Sorry I had to list it like that. But just to give you an idea…and no, I did not memorize this for a test. I’ve never been tested on 90% of this. This is just stuff I know and the list keeps getting longer.

@steelerspilot

Israel. Didn’t look it up. See if I’m right. :)

PandoraBoxx's avatar

I used to spend hours with the encyclopedia, an atlas and National Geographic as a kid.

DominicX's avatar

@PandoraBoxx

For me it actually started with educational placemats. There was a world map one and a United States one. Also one with the presidents, which I also memorized. Those placemats were one of the best things my parents ever got.

I also had an atlas that I would just spend hours looking at at a young age.
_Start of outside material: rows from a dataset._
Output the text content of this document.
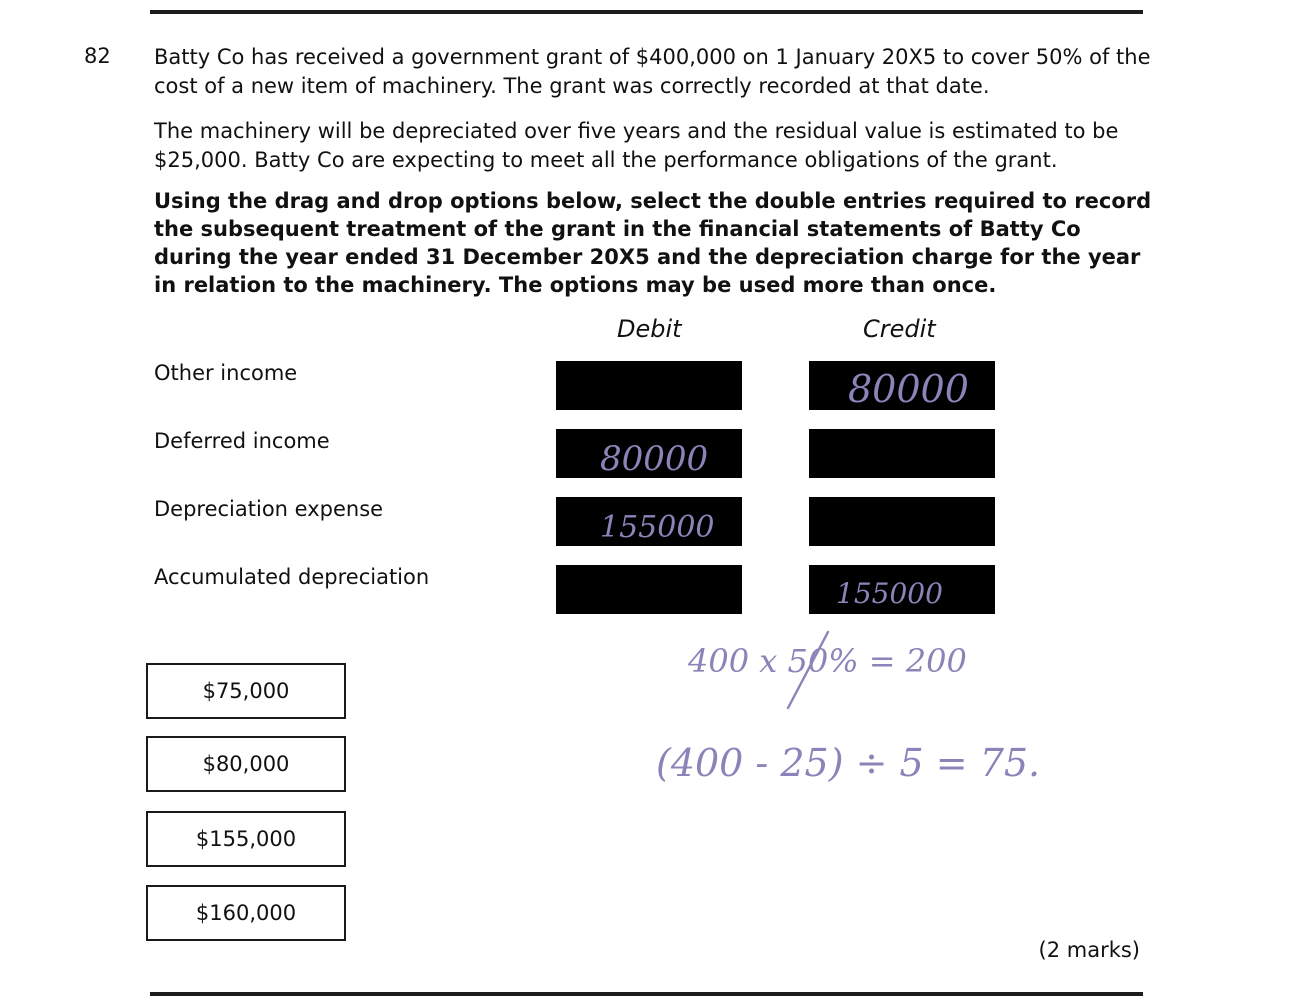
82 Batty Co has received a government grant of $400,000 on 1 January 20X5 to cover 50% of the cost of a new item of machinery. The grant was correctly recorded at that date.

The machinery will be depreciated over five years and the residual value is estimated to be $25,000. Batty Co are expecting to meet all the performance obligations of the grant.

Using the drag and drop options below, select the double entries required to record the subsequent treatment of the grant in the financial statements of Batty Co during the year ended 31 December 20X5 and the depreciation charge for the year in relation to the machinery. The options may be used more than once.

Debit	Credit
Other income
Deferred income
Depreciation expense
Accumulated depreciation
$75,000
$80,000
$155,000
$160,000
(2 marks)
80000
80000
155000
155000
400 x 50% = 200
(400 - 25) ÷ 5 = 75.
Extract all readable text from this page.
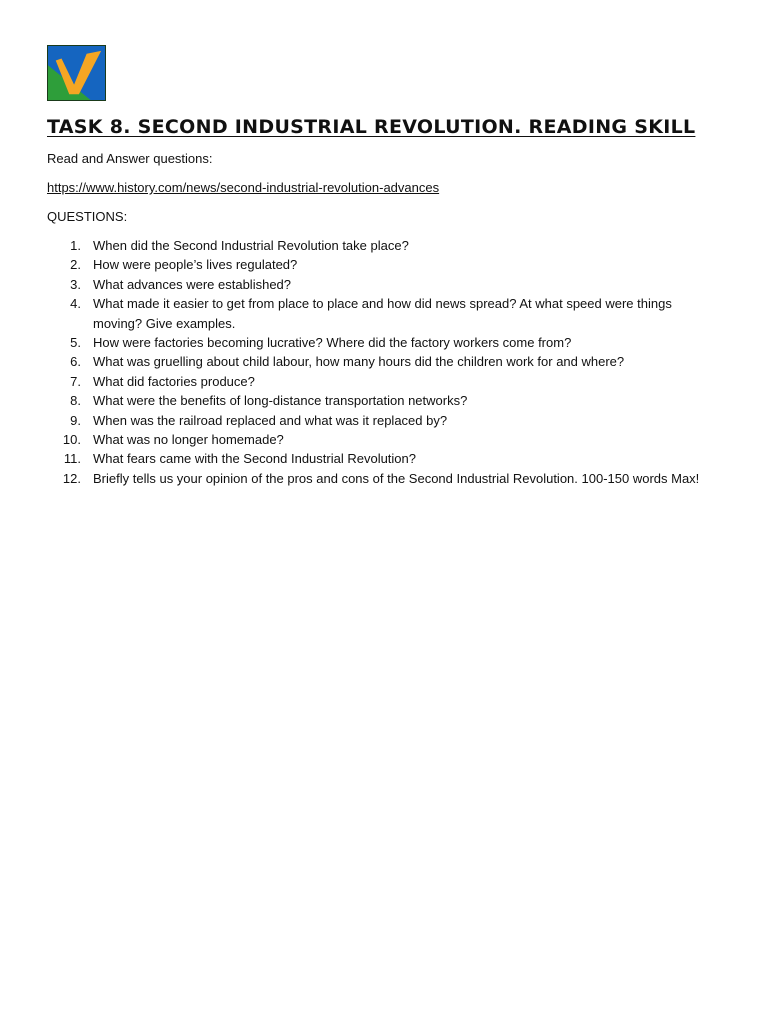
TASK 8. SECOND INDUSTRIAL REVOLUTION. READING SKILL

Read and Answer questions:

https://www.history.com/news/second-industrial-revolution-advances

QUESTIONS:

1. When did the Second Industrial Revolution take place?
2. How were people’s lives regulated?
3. What advances were established?
4. What made it easier to get from place to place and how did news spread? At what speed were things moving? Give examples.
5. How were factories becoming lucrative? Where did the factory workers come from?
6. What was gruelling about child labour, how many hours did the children work for and where?
7. What did factories produce?
8. What were the benefits of long-distance transportation networks?
9. When was the railroad replaced and what was it replaced by?
10. What was no longer homemade?
11. What fears came with the Second Industrial Revolution?
12. Briefly tells us your opinion of the pros and cons of the Second Industrial Revolution. 100-150 words Max!
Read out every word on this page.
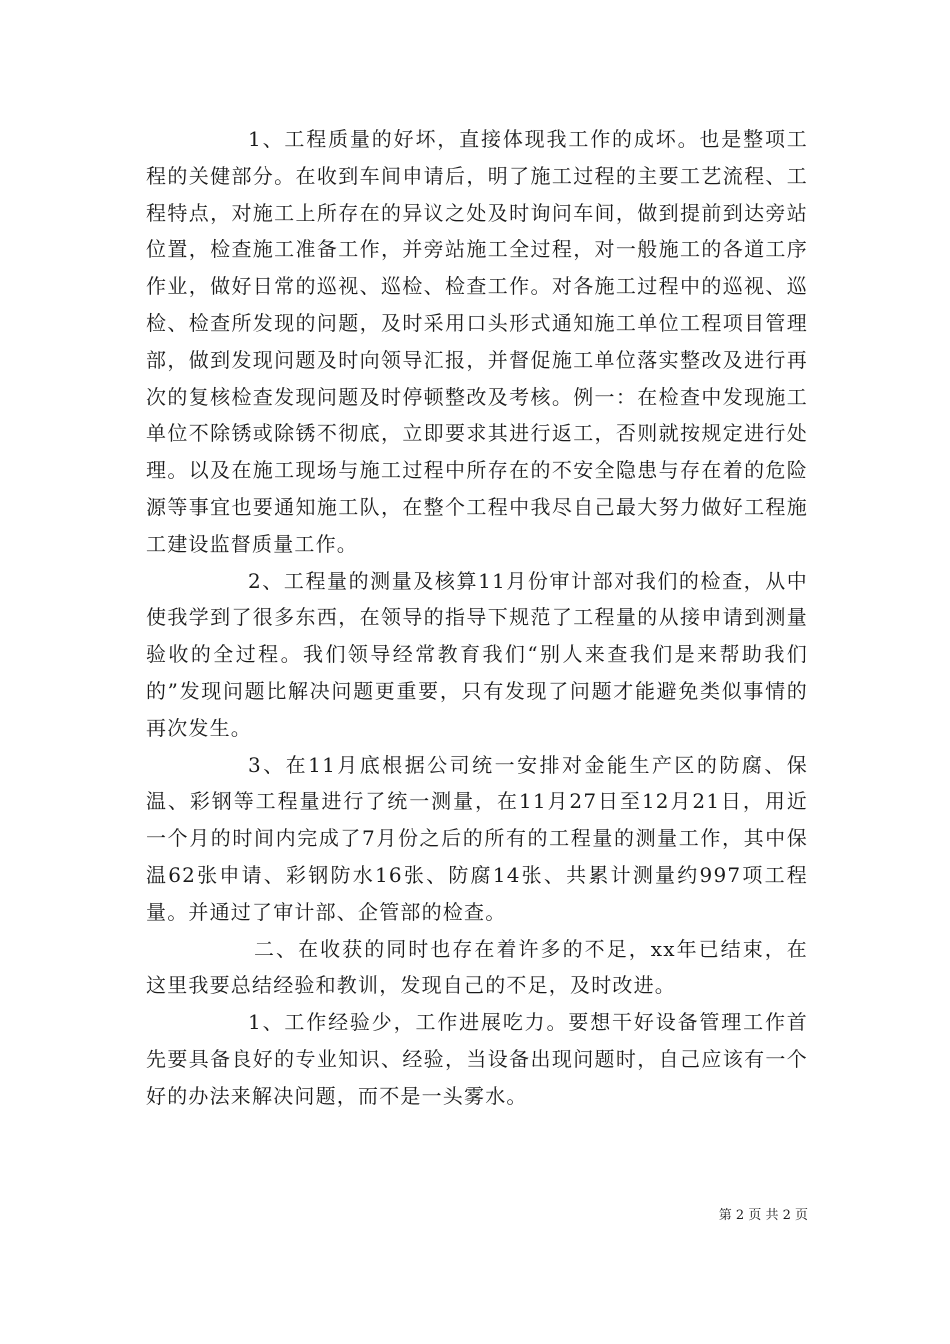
1、工程质量的好坏，直接体现我工作的成坏。也是整项工程的关健部分。在收到车间申请后，明了施工过程的主要工艺流程、工程特点，对施工上所存在的异议之处及时询问车间，做到提前到达旁站位置，检查施工准备工作，并旁站施工全过程，对一般施工的各道工序作业，做好日常的巡视、巡检、检查工作。对各施工过程中的巡视、巡检、检查所发现的问题，及时采用口头形式通知施工单位工程项目管理部，做到发现问题及时向领导汇报，并督促施工单位落实整改及进行再次的复核检查发现问题及时停顿整改及考核。例一：在检查中发现施工单位不除锈或除锈不彻底，立即要求其进行返工，否则就按规定进行处理。以及在施工现场与施工过程中所存在的不安全隐患与存在着的危险源等事宜也要通知施工队，在整个工程中我尽自己最大努力做好工程施工建设监督质量工作。

2、工程量的测量及核算11月份审计部对我们的检查，从中使我学到了很多东西，在领导的指导下规范了工程量的从接申请到测量验收的全过程。我们领导经常教育我们“别人来查我们是来帮助我们的”发现问题比解决问题更重要，只有发现了问题才能避免类似事情的再次发生。

3、在11月底根据公司统一安排对金能生产区的防腐、保温、彩钢等工程量进行了统一测量，在11月27日至12月21日，用近一个月的时间内完成了7月份之后的所有的工程量的测量工作，其中保温62张申请、彩钢防水16张、防腐14张、共累计测量约997项工程量。并通过了审计部、企管部的检查。

二、在收获的同时也存在着许多的不足，xx年已结束，在这里我要总结经验和教训，发现自己的不足，及时改进。

1、工作经验少，工作进展吃力。要想干好设备管理工作首先要具备良好的专业知识、经验，当设备出现问题时，自己应该有一个好的办法来解决问题，而不是一头雾水。

第 2 页 共 2 页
People always assume that I tried to memorize this stuff. I really didn’t. It just kinda happened.

Jeruba's avatar

That was the subject I took in eighth grade that made my teacher call me in after school and tell me reproachfully, “You should be getting an A in this class.” And I, feeling pretty sure of my priorities and giving no thought at all to the feelings of an eighth-grade geography teacher, replied bluntly, “Mr. H—-, I’m not willing to do what it would take to get an A in this class.” I left him staring mournfully down at the textbook on his desk and thinking, no doubt, of the insensitivity of callow youth.

I wish now that I had found a way to put it a little more kindly.

ragingloli's avatar

@Jeruba
like “no way, dude”?

Psychedelic_Zebra's avatar

I’m better at it now than I was in school, but then, I hated school with a passion, and only found a great love of learning after I got out of that confining prison where I was on par with pond scum.

hungryhungryhortence's avatar

Similar to @DominicX, the primary school I went to had laminated mats of each continent and also some individual countries for us to memorize names of countries, capitals, major waterways, etc. I loved it! Nowadays I play with sites like freerice.com to poke around and get updated.

mattbrowne's avatar

Yes, very easy, although I’m not a fan of memorizing all the details. I can’t name all the capitals of African countries for example.